Una doppietta in sei minuti
Ma questo chi è? Un campione

Ma questo chi è? Un campione, senza dubbio. Luis Muriel si presenta al mondo nerazzurro con una doppietta in sei minuti, i compagni meritevoli di menzione sono molti e trovate tutto nelle pagelle. Unico bocciato? Djimsiti, i due errori del primo tempo sono davvero troppo gravi e potevano costare carissimo.

 

 

Gollini 7: incolpevole sui primi due gol, miracoloso al 37’ su Valoti che si inserisce e quella parata vale tantissimo nell’economia della partita. Fino alla fine è sempre sul pezzo e piace per continuità e attenzione.

Djimsiti 5: due errori gravi che potevano costare carissimo. il suo diretto avversario è Di Francesco che prima lo porta fuori e poi scappa subito in profondità segnando il vantaggio su assist di Petagna (errore molto grave del numero 19 della Dea). Anche sul secondo è in grave ritardo su Di Francesco che manca il pallone insaccato poi da Petagna. Si riprende un po’ da centrale di difesa, prestazione comunque insufficiente.

Palomino 6: primo tempo con qualche sbavatura, secondo tempo molto più preciso e concentrato, compresi 2-3 recuperi di altissimo livello. A sinistra gioca meglio che in mezzo, ma è tutta questione di attenzione.

Masiello 6: poche colpe sul gol di Di Francesco (6’), sul raddoppio di Petagna è troppo avanzato rispetto al numero 37 degli estensi ma viene ingannato dalla posizione di Di Francesco con Gosens che non chiude sul palo lungo. (55’ Muriel 8,5: un campione. Si presenta con un sinistro al volo che costringe Berisha al terzo miracolo di serata, al 71’ pareggia i conti con una rasoiata incredibile dai 30 metri su assist di Malinovskyi, al 71’ pareggia i conti con una rasoiata incredibile dai 30 metri su assist di Malinovskyi).

 

 

Hateboer 6,5: non è in gran giornata e si vede subito, al 27’ Dos Santos lo supera con un doppio passo ripetuto su cui lui è troppo lento a intervenire. Si riscatta al 34’ con un cross perfetto che Gosens insacca. Nel secondo tempo fino al 94’esimo è un moto perpetuo ed è bravo a non perdere mai la bussola.

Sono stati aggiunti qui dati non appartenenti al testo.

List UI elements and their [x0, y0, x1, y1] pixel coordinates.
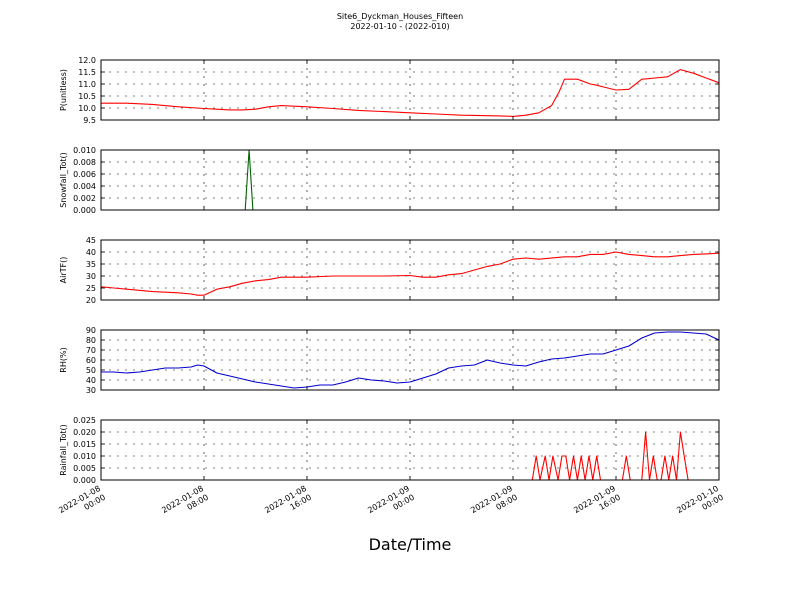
y-tick-label: 90 — [86, 326, 96, 335]
grid — [100, 59, 720, 121]
y-tick-label: 30 — [86, 272, 96, 281]
y-tick-label: 45 — [86, 236, 96, 245]
y-tick-label: 11.0 — [78, 80, 96, 89]
y-axis-label: P(unitless) — [59, 69, 68, 111]
panel-2: 0.000 0.002 0.004 0.006 0.008 0.010 Snowfall_T… — [59, 146, 720, 215]
series-line — [100, 251, 720, 296]
y-tick-label: 40 — [86, 376, 96, 385]
y-tick-label: 0.005 — [73, 464, 96, 473]
y-tick-label: 0.025 — [73, 416, 96, 425]
panel-1: 9.5 10.0 10.5 11.0 11.5 12.0 P(unitless) — [59, 56, 720, 125]
y-axis-label: RH(%) — [59, 347, 68, 372]
y-tick-label: 10.0 — [78, 104, 96, 113]
x-tick-label: 2022-01-0816:00 — [263, 484, 313, 524]
figure-subtitle: 2022-01-10 - (2022-010) — [350, 22, 449, 31]
y-tick-label: 0.006 — [73, 170, 96, 179]
y-tick-label: 11.5 — [78, 68, 96, 77]
y-tick-label: 35 — [86, 260, 96, 269]
y-tick-label: 30 — [86, 386, 96, 395]
x-tick-labels: 2022-01-0800:00 2022-01-0808:00 2022-01-08… — [57, 484, 725, 524]
x-axis-label: Date/Time — [369, 535, 452, 554]
y-tick-label: 60 — [86, 356, 96, 365]
grid — [100, 149, 720, 211]
series-line — [101, 69, 720, 117]
x-tick-label: 2022-01-0908:00 — [469, 484, 519, 524]
y-tick-label: 0.010 — [73, 452, 96, 461]
x-tick-label: 2022-01-0900:00 — [366, 484, 416, 524]
x-tick-label: 2022-01-0916:00 — [572, 484, 622, 524]
y-tick-label: 40 — [86, 248, 96, 257]
y-tick-label: 0.010 — [73, 146, 96, 155]
y-tick-label: 20 — [86, 296, 96, 305]
y-tick-label: 12.0 — [78, 56, 96, 65]
x-tick-label: 2022-01-1000:00 — [675, 484, 725, 524]
y-tick-label: 25 — [86, 284, 96, 293]
figure-title: Site6_Dyckman_Houses_Fifteen — [337, 12, 463, 21]
series-line — [101, 431, 719, 481]
y-tick-label: 0.004 — [73, 182, 96, 191]
series-line — [101, 331, 720, 389]
grid — [100, 239, 720, 301]
y-tick-label: 9.5 — [83, 116, 96, 125]
x-tick-label: 2022-01-0808:00 — [160, 484, 210, 524]
y-tick-label: 0.000 — [73, 206, 96, 215]
x-tick-label: 2022-01-0800:00 — [57, 484, 107, 524]
panels: 9.510.010.511.011.512.0P(unitless)0.0000… — [59, 56, 720, 485]
y-tick-label: 0.015 — [73, 440, 96, 449]
y-tick-label: 0.020 — [73, 428, 96, 437]
panel-5: 0.000 0.005 0.010 0.015 0.020 0.025 Rainfall_T… — [59, 416, 720, 485]
y-tick-label: 80 — [86, 336, 96, 345]
y-tick-label: 50 — [86, 366, 96, 375]
y-tick-label: 70 — [86, 346, 96, 355]
y-axis-label: AirTF() — [59, 257, 68, 284]
y-axis-label: Snowfall_Tot() — [59, 152, 68, 208]
y-tick-label: 0.002 — [73, 194, 96, 203]
panel-3: 20 25 30 35 40 45 AirTF() — [59, 236, 720, 305]
y-tick-label: 10.5 — [78, 92, 96, 101]
y-tick-label: 0.008 — [73, 158, 96, 167]
y-axis-label: Rainfall_Tot() — [59, 424, 68, 476]
grid — [100, 329, 720, 391]
grid — [100, 419, 720, 481]
y-tick-label: 0.000 — [73, 476, 96, 485]
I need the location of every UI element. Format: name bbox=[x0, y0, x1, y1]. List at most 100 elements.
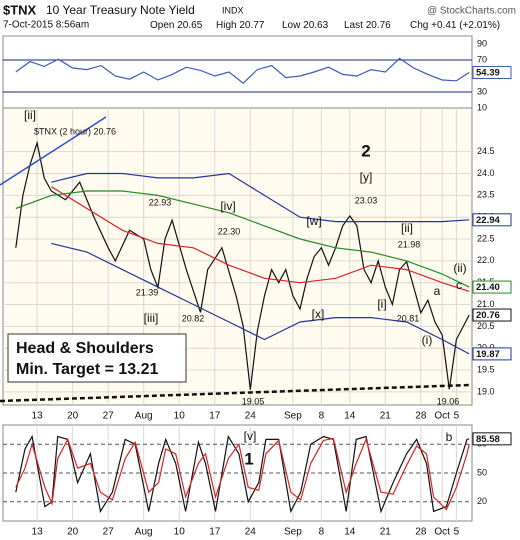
value-tag bbox=[472, 280, 512, 294]
x-tick-label: 27 bbox=[103, 411, 115, 422]
x-tick-label: 13 bbox=[32, 527, 44, 538]
value-tag bbox=[472, 347, 512, 361]
callout-text: Head & Shoulders bbox=[16, 340, 154, 357]
value-tag bbox=[472, 213, 512, 227]
x-tick-label: 24 bbox=[245, 411, 257, 422]
y-tick-label: 22.0 bbox=[477, 255, 495, 265]
x-tick-label: Aug bbox=[135, 527, 153, 538]
x-tick-label: Aug bbox=[135, 411, 153, 422]
y-tick-label: 23.5 bbox=[477, 190, 495, 200]
annotation: [ii] bbox=[401, 221, 413, 235]
x-tick-label: 28 bbox=[415, 527, 427, 538]
x-tick-label: 14 bbox=[344, 527, 356, 538]
annotation: [ii] bbox=[24, 108, 36, 122]
x-tick-label: 10 bbox=[174, 527, 186, 538]
x-tick-label: 5 bbox=[454, 411, 460, 422]
neckline bbox=[0, 383, 471, 403]
x-tick-label: 10 bbox=[174, 411, 186, 422]
value-tag bbox=[472, 65, 512, 79]
x-tick-label: 17 bbox=[209, 411, 221, 422]
quote-item: Low 20.63 bbox=[282, 20, 329, 31]
quote-value: 20.63 bbox=[303, 20, 328, 31]
callout-box bbox=[7, 333, 187, 383]
annotation: 22.30 bbox=[218, 226, 241, 236]
quote-label: Last bbox=[344, 20, 363, 31]
y-tick-label: 70 bbox=[477, 54, 487, 64]
value-tag bbox=[472, 308, 512, 322]
annotation: a bbox=[434, 284, 441, 298]
x-tick-label: 8 bbox=[319, 411, 325, 422]
exchange: INDX bbox=[222, 5, 244, 15]
x-tick-label: 21 bbox=[380, 411, 392, 422]
value-tag-label: 21.40 bbox=[476, 282, 500, 293]
x-tick-label: Oct bbox=[434, 527, 450, 538]
header: $TNX 10 Year Treasury Note Yield INDX @ … bbox=[3, 2, 516, 30]
x-tick-label: 13 bbox=[32, 411, 44, 422]
y-tick-label: 20 bbox=[477, 496, 487, 506]
x-tick-label: 24 bbox=[245, 527, 257, 538]
y-tick-label: 50 bbox=[477, 467, 487, 477]
quote-value: 20.65 bbox=[177, 20, 202, 31]
panel-background bbox=[2, 35, 473, 109]
annotation: [y] bbox=[360, 170, 373, 184]
y-tick-label: 24.0 bbox=[477, 168, 495, 178]
series-line bbox=[15, 434, 470, 514]
y-tick-label: 24.5 bbox=[477, 146, 495, 156]
quote-value: 20.76 bbox=[366, 20, 391, 31]
x-tick-label: Sep bbox=[284, 411, 302, 422]
x-tick-label: 27 bbox=[103, 527, 115, 538]
x-tick-label: 8 bbox=[319, 527, 325, 538]
callout-text: Min. Target = 13.21 bbox=[16, 361, 159, 378]
quote-item: Open 20.65 bbox=[150, 20, 203, 31]
quote-item: Last 20.76 bbox=[344, 20, 391, 31]
value-tag-label: 54.39 bbox=[476, 68, 500, 79]
x-tick-label: 21 bbox=[380, 527, 392, 538]
annotation: 21.39 bbox=[136, 287, 159, 297]
decorations: Head & Shoulders Min. Target = 13.21 $TN… bbox=[0, 116, 471, 403]
value-tag-label: 22.94 bbox=[476, 215, 500, 226]
y-tick-label: 10 bbox=[477, 102, 487, 112]
x-tick-label: 5 bbox=[454, 527, 460, 538]
y-tick-label: 21.0 bbox=[477, 299, 495, 309]
quote-value: 20.77 bbox=[239, 20, 264, 31]
annotation: [iii] bbox=[144, 311, 159, 325]
value-tag-label: 85.58 bbox=[476, 434, 500, 445]
series-line bbox=[50, 186, 470, 292]
quote-label: Chg bbox=[410, 20, 428, 31]
instrument-name: 10 Year Treasury Note Yield bbox=[46, 3, 195, 17]
quote-item: Chg +0.41 (+2.01%) bbox=[410, 20, 500, 31]
y-tick-label: 22.5 bbox=[477, 233, 495, 243]
x-tick-label: 20 bbox=[67, 527, 79, 538]
symbol: $TNX bbox=[3, 2, 37, 17]
x-tick-label: 28 bbox=[415, 411, 427, 422]
annotation: [v] bbox=[244, 429, 257, 443]
annotation: c bbox=[456, 278, 462, 292]
y-tick-label: 30 bbox=[477, 86, 487, 96]
annotation: 2 bbox=[361, 141, 370, 160]
quote-label: Open bbox=[150, 20, 174, 31]
annotation: 19.05 bbox=[242, 396, 265, 406]
quote-label: High bbox=[216, 20, 237, 31]
annotation: 20.81 bbox=[397, 313, 420, 323]
x-tick-label: Oct bbox=[434, 411, 450, 422]
series-line bbox=[15, 190, 470, 288]
x-tick-label: 17 bbox=[209, 527, 221, 538]
annotation: (ii) bbox=[453, 261, 466, 275]
annotation: 20.82 bbox=[182, 313, 205, 323]
quote-item: High 20.77 bbox=[216, 20, 265, 31]
y-tick-label: 19.0 bbox=[477, 386, 495, 396]
annotation: 19.06 bbox=[437, 396, 460, 406]
series-line bbox=[15, 57, 470, 84]
quote-label: Low bbox=[282, 20, 301, 31]
legend-entry: $TNX (2 hour) 20.76 bbox=[34, 126, 116, 136]
value-tag bbox=[472, 432, 512, 446]
credit: @ StockCharts.com bbox=[427, 6, 516, 17]
y-tick-label: 90 bbox=[477, 38, 487, 48]
y-tick-label: 20.5 bbox=[477, 321, 495, 331]
date: 7-Oct-2015 8:56am bbox=[3, 20, 89, 31]
value-tag-label: 20.76 bbox=[476, 310, 500, 321]
x-tick-label: Sep bbox=[284, 527, 302, 538]
annotation: [x] bbox=[312, 307, 325, 321]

De Roon 6: troppo molle in avvio, sul gol del 2-0 della Spal si fa saltare troppo facilmente da Valoti in mezzo al campo. Ha il solito grande merito di non mollare nulla e alla fine strappa la pagnotta con una quantità enorme di fiato messo al servizio della causa.

Freuler 6,5: al 42’ su assist di Hateboer chiama Berisha alla super parata in tuffo che evita il pareggio, esce in avvio di ripresa ma il suo primo tempo non è affatto negativo. (55’ Malinovskyi 6,5: ha il merito di entrare in un momento delicato e di cercare subito di macinare calcio con costanza e approccio sempre positivo).

Gosens 7: prima conclusione in porta al 19’ con un sinistro svirgolato, al 34’ segna con un gran colpo di testa il gol che riapre il match e nella ripresa di fa vedere anche con un paio di recuperi molto importanti sui lanci lunghi della Spal. Pendolino preziosissimo.

 

 

Pasalic 7: arriva leggermente in ritardo sul cross velenoso di Zapata al 21’ (era a due metri dalla porta), ci riprova nella ripresa, ma complessivamente piace nel ruolo di centrocampista puro.

Gomez 7: dopo nemmeno un quarto d’ora torna a giocare da trequartista, al 24’ costruisce una grande occasione insieme a Freuler ma Berisha è bravo a dire di no. Il lavoro oscuro che fa al pari di Zapata è fondamentale, anche nei momenti difficili non perde mai la testa e le distanze.

Zapata 7: primo squillo al 21’ con un bel cross in mezzo che Pasalic manca di un soffio, al 38’ di testa impegna Berisha su cross di Palomino e al 40’ colpisce la parte alta della traversa su cross di Gomez. Grande partita di sacrificio con alcune iniziative davvero lodevoli. (81’ Toloi 6: entra molto bene e sbroglia un paio di grandi situazioni).

Gasperini 7,5: parte con i ragazzi che sono arrivati terzi meno Ilicic, la aggiusta con i nuovi acquisti e la vince grazie alla solita propositività e con la grande voglia di giocare sempre in avanti. Ha una squadra forte, i cambi sono azzeccati e la squadra va solo aggiustata un po’ in qualche sbavatura. Avanti.